The incident occurred when the Airbus A310 careered off the tarmac in slippery conditions and ploughed into a complex of garages used by local residents, officials said.

"It was terrifying. People were shouting. People were on fire. I saw people on fire. Then I jumped out," said Margarita Svetlova, a young survivor interviewed on Russia's Channel One.

A group of children on their way to a holiday in the scenic Lake Baikal region and 12 foreign nationals were on board the S7 Airlines plane, Russian news agencies said.

The foreigners were two Azerbaijani, two Belarussian, three Chinese, three German and two Polish nationals, the airline said in a written statement cited in the news reports.

The incident occurred at 8.00 am (2300 GMT Saturday) as the flight from Moscow's Domodedovo airport was landing in the city in central Siberia.

Putin has declared Monday a national day of mourning, calling for flags to be flown at half-mast and for television channels to cancel entertainment shows, the Kremlin said in a written statement.

The Russian president has ordered a government enquiry to be set up, Transport Minister Igor Levitin said in broadcast comments before leaving Moscow to join the investigation.
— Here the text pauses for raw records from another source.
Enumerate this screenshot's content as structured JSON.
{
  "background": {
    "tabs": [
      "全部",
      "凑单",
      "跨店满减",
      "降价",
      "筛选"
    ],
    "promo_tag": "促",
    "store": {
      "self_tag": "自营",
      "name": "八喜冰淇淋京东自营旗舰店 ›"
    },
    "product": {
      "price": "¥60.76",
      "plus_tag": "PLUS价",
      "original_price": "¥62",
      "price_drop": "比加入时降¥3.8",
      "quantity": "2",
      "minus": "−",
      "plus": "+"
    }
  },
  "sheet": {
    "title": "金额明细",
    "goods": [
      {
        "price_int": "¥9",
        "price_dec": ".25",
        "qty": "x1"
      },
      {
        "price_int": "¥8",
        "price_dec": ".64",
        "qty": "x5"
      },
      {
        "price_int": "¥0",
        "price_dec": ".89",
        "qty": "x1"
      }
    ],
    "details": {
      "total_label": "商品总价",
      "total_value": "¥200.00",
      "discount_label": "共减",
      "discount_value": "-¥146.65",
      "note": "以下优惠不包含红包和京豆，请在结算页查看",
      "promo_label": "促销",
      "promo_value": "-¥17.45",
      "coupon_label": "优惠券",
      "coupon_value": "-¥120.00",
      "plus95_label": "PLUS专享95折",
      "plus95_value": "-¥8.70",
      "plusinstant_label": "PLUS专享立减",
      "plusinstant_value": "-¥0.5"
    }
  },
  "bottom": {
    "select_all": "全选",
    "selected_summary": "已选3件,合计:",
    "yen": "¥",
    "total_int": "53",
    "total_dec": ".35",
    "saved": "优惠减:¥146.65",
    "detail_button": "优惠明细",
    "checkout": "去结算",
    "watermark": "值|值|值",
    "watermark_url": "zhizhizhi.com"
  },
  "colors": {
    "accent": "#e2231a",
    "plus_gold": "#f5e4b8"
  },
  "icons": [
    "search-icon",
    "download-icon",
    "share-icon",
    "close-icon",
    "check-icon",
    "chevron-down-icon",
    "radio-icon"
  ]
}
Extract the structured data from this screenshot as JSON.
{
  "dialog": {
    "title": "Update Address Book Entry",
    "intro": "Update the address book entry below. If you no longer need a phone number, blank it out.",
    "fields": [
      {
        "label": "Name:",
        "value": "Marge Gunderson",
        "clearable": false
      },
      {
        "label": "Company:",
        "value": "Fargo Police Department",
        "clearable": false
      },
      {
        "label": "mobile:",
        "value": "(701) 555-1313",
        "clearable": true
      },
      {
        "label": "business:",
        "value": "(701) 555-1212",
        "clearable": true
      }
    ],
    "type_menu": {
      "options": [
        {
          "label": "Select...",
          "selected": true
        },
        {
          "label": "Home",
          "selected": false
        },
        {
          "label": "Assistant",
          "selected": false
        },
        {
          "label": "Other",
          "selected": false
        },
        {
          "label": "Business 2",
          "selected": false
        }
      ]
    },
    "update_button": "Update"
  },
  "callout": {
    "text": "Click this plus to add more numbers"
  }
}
No definite reason for the crash has yet been put forward, but officials said that the black box flight recorders have been found and sent to Moscow for examination.

"There was a technical fault with the plane," a spokesman for S7 Airlines said at a news conference broadcast on Russian television.

RIA-Novosti news agency cited an investigator as saying that a failure in the hydraulic brakes system of a Russian passenger plane caused the jet to crash while landing at Irkutsk in Siberia.

"The information we have shows that after landing, when the plane put on the thrust reverser, there was a failure in the braking system that led other mechanisms in the system to break down," a member of the enquiry set up to look into the causes of the crash said.

"This meant the plane was basically out of control after landing," the unnamed official continued.

The official said the reason for the crash would be established definitively once the black box flight recorders had been examined and tests were carried out on the remnants of the plane.

S7 Airlines, formerly known as Sibir, is Russia's second biggest airline after Aeroflot.

Airbus said in a statement that a team of specialists had been dispatched to Russia and that the company would provide "full technical assistance to the authorities."

The company said the plane was built in 1987 and had carried out more than 10,000 flights.

Prosecutors announced they had opened a criminal enquiry into the crash.

Among those on board the plane was the head of the FSB security service for the Irkutsk region, General Sergei Koryakov, officials said.

The landing at Irkutsk airport is believed to be one of the most difficult in Russia because the runway is unusually short due to surrounding mountains.

In a previous major accident at Irkutsk airport in 2001, all 145 people aboard a Tu-154 jet were killed as the plane was coming in for landing.